Details
-
Bug
-
Status: Open
-
Minor
-
Resolution: Unresolved
-
3.2.0, 3.2.1
-
None
-
None
Description
The `subset` argument for `DataFrame.replace()` accepts one or more column names. In pyspark 3.2 the case of the column names must match the column names in the schema exactly or the replacements will not take place. In earlier versions (3.1.2 was tested) the argument is case insensitive.
Minimal example:
replace_dict = {'wrong': 'right'}
df = spark.createDataFrame(
{{ [['wrong', 'wrong']], }}
schema=['case_matched', 'case_unmatched']
)
df2 = df.replace(replace_dict, subset=['case_matched', 'Case_Unmatched'])

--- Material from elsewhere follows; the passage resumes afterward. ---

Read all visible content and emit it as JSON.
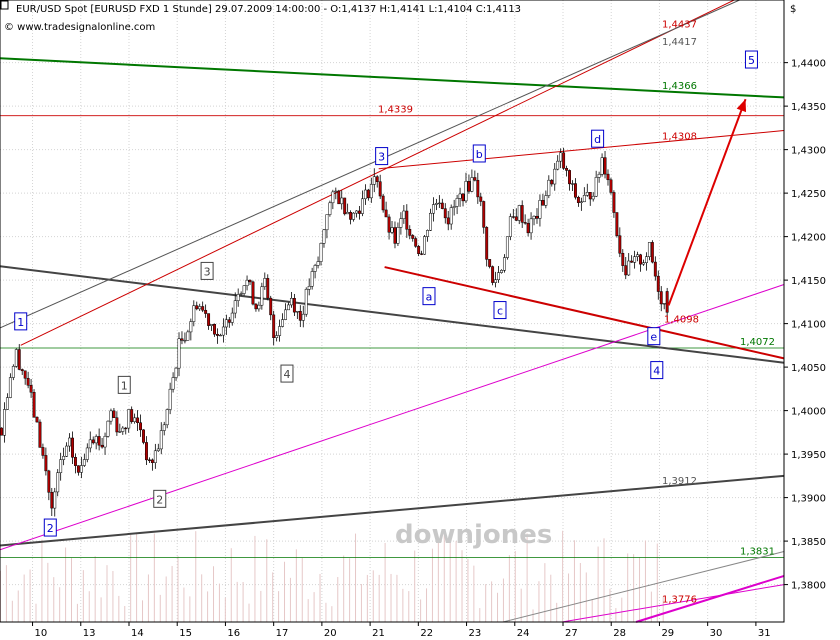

In pyspark 3.2 (tested 3.2.0, 3.2.1 via pip on windows and 3.2.0 on Databricks) the result is:
case_matched | case_unmatched |
right | wrong |
While in pyspark 3.1 (tested 3.1.2 via pip on windows and 3.1.2 on Databricks) the result is:
case_matched | case_unmatched |
right | right |
I believe the expected behaviour is that shown in pyspark 3.1 as in all other situations column names are accepted in a case insensitive manner.